Song by SexBomb Girls

from the album Unang Putok
- Released: July 26, 2002
- Recorded: 2002
- Genre: Dance-pop, novelty
- Length: 3:33
- Label: BMG Records (Pilipinas)
- Songwriter: Lito Camo
- Producer: Lito Camo

Music video
- "Bakit Papa?" on YouTube

= Bakit Papa =

"Bakit Papa?" (trans. "Why, Papa?") is a 2002 novelty pop song by Filipino girl group the SexBomb Girls, from their debut studio album Unang Putok. Written and composed by Lito Camo, the track is characterized by its catchy hook, playful lyrics, and repetitive chant structure, which helped make it one of the group's earliest and most recognizable hits and played a key role in establishing them as recording artists beyond their variety show origins on Eat Bulaga!. The song's popularity led to a feature film adaptation of the same name starring the group and prominent Filipino actors, and it has endured as a cultural touchstone in Philippine pop music. Over two decades later, the song continues to influence artists, with a 2023 R&B-inflected version released by the P-Pop girl group YARA, illustrating its lasting appeal across generations.
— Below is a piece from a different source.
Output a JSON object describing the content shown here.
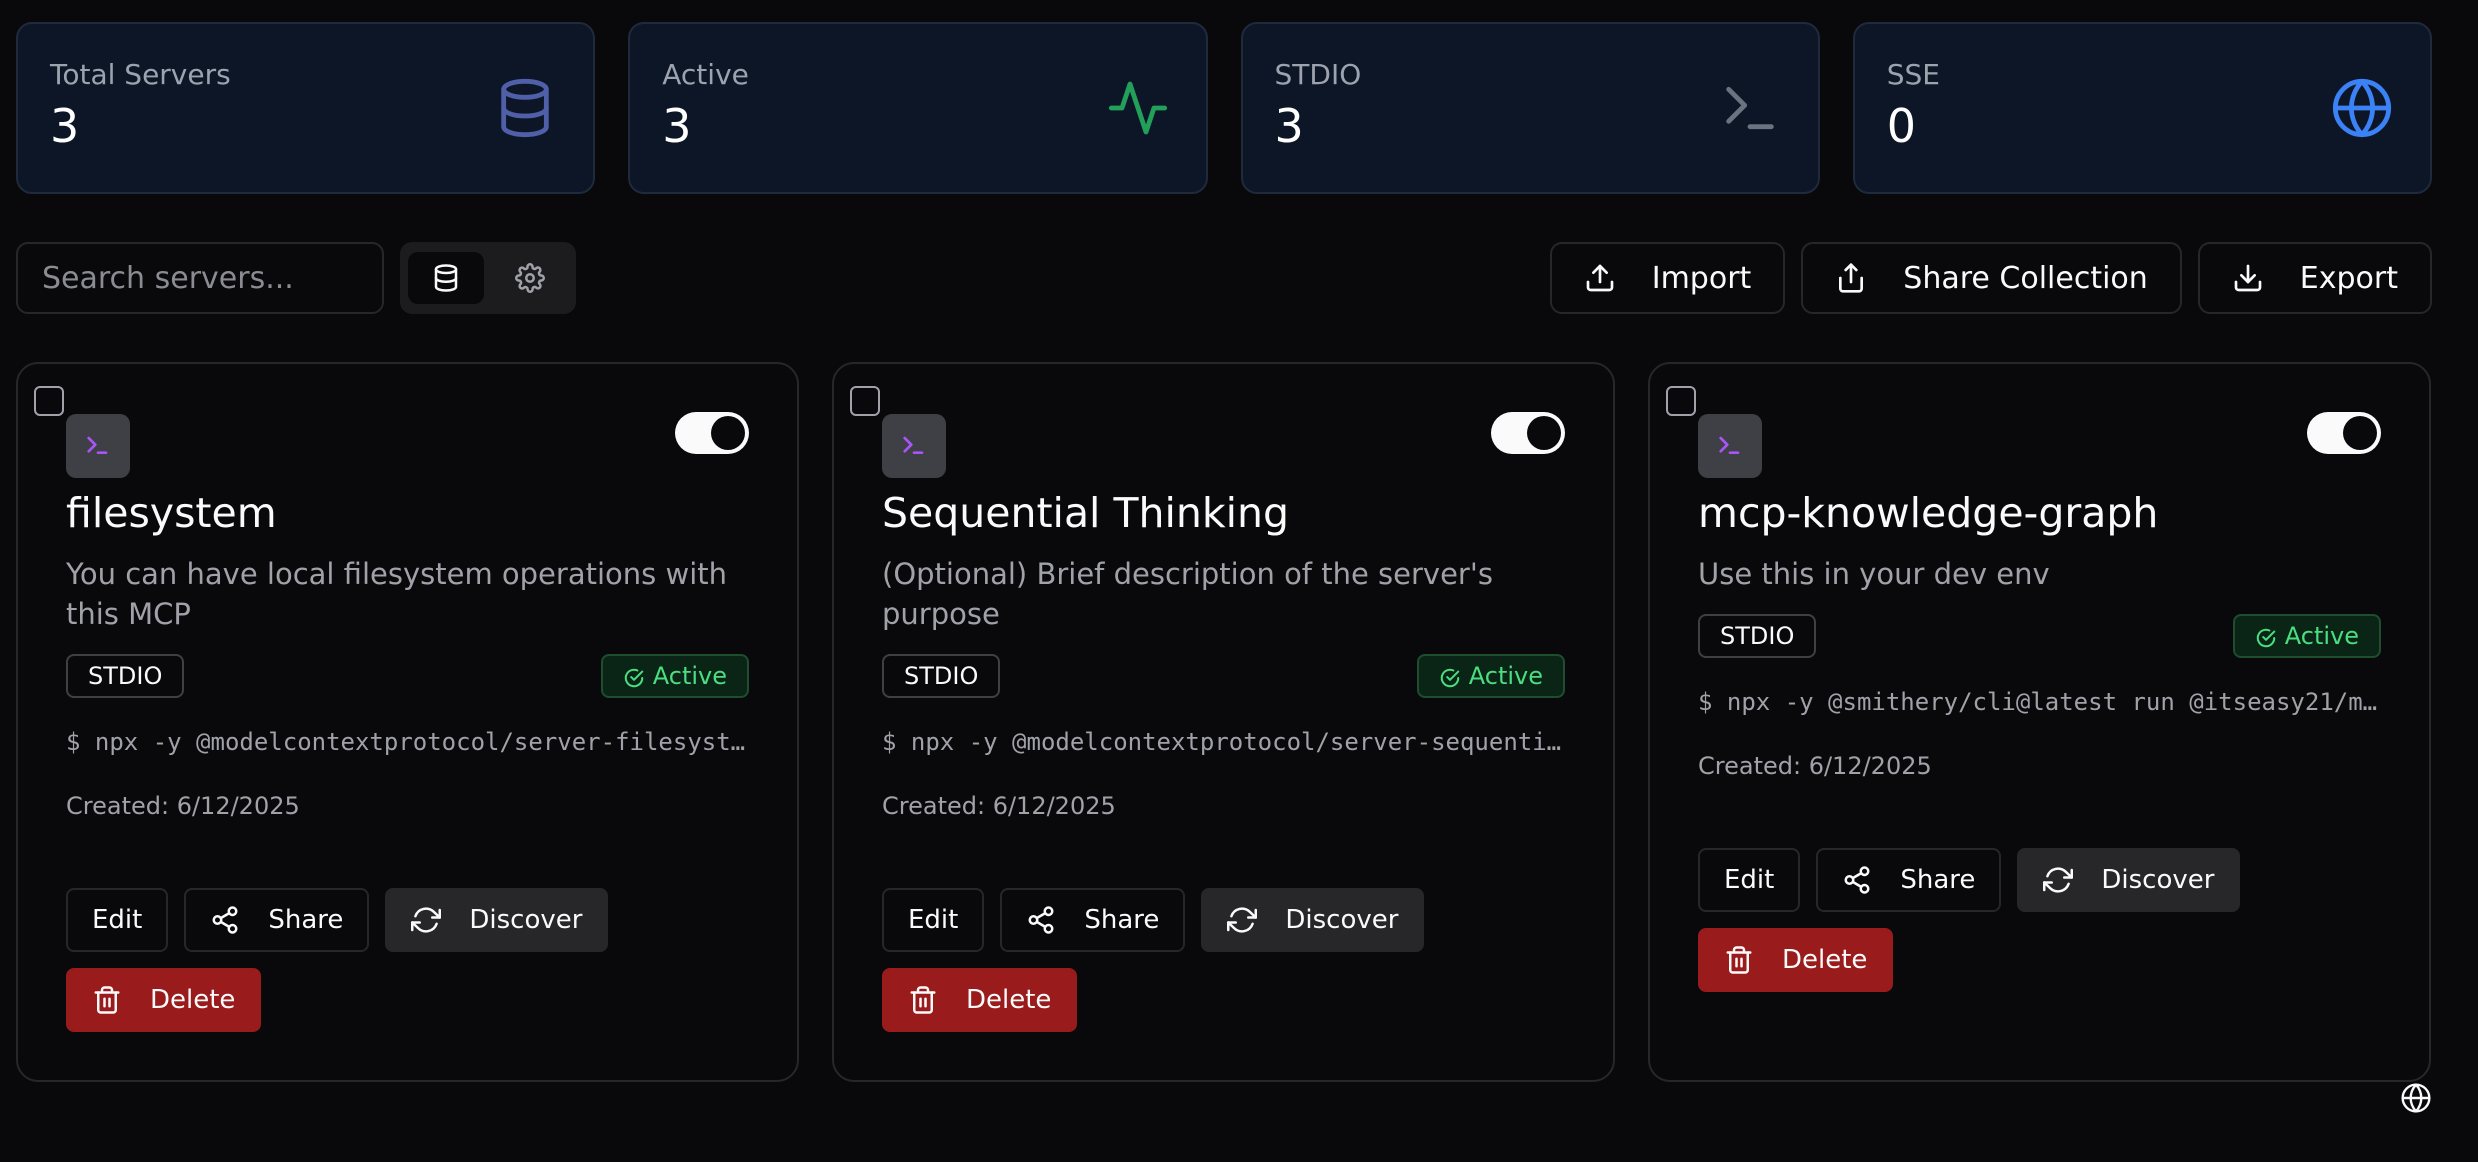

== Background and composition ==
The song was written and composed by Lito Camo, a known Filipino novelty songwriter during the period. He penned several early hits for the SexBomb Girls. “Bakit Papa?” blends upbeat pop sensibilities with humorous, conversational lyrics that engage with themes of love and rejection in a light-hearted manner. Its repetitive chant-like structure and easy-to-learn melody contributed to its popularity in performance contexts and community dance events following its release.The song's repetitive hook "laban-laban" and "bawi-bawi", and call-and-response structure made it particularly suited to mass participation, contributing to its rapid spread among television viewers and live audiences.

== Film ==
Due to the song's popularity, the SexBomb Girls starred in a Philippine feature film titled "Bakit Papa?" released in 2002, which used the track as its soundtrack and narrative inspiration. The film featured the group alongside established actors such as Richard Gutierrez, Chynna Ortaleza and Wendell Ramos. The film was directed by Uro Dela Cruz and was distributed in theaters in the Philippines under Regal Entertainment on December 4, 2002.

In 2026, the song is used as the official soundtrack of the film "Midnight Girls" that focuses on friendship, sisterhood and the lives of female entertainers, starring Jodi Sta. Maria, Sanya Lopez, Loisa Andalio and Jane Oineza.

== Live performances ==

"Bakit Papa?" has been performed by the SexBomb Girls in various live settings, both during the group's original run in the early 2000s and in later reunion events.In 2025, the song was performed by the group during the Howlers Manila Music Festival. The song was also included in the setlists of their Get, Get, Aw!: The SexBomb Concert series, a major reunion concert tour beginning in December 2025 and continuing into early 2026.

== Legacy and influence ==
"Bakit Papa?" is widely cited as one of the early singles that helped define the SexBomb Girls’ transition from television dancers to mainstream pop performers. Its influence has persisted decades after its initial release, with commentators noting that it remains emblematic of early-2000s Filipino pop music trends and novelty dance culture.

===2023 YARA revival===
In 2023, the contemporary Filipino pop (P-Pop) girl group YARA released a modern R&B-inflected remake of “Bakit Papa?”, bringing the classic hit to a new generation of listeners and reaffirming its enduring cultural appeal within the Philippine pop scene. Compared to the high-energy and high-pitched melody of the original song, YARA's version has a more R&B take, where the original "Laban-laban o bawi-bawi? Laban-laban o bawi-bawi? Get, get, aw!" chant is sung with a slower tempo.

=== Parody and popular culture ===
The influence of “Bakit Papa?” and the broader SexBomb Girls phenomenon extended into Filipino comedy. On the long-running GMA Network sketch show Bubble Gang, a parody dance group called the Sexballs Dancers performed satirical versions of SexBomb Girls songs. One notable parody was titled "Bakit Mama?", a comedic take on the original "Bakit Papa?", performed by the Sexballs as part of the show's recurring sketches mocking popular dance acts of the time.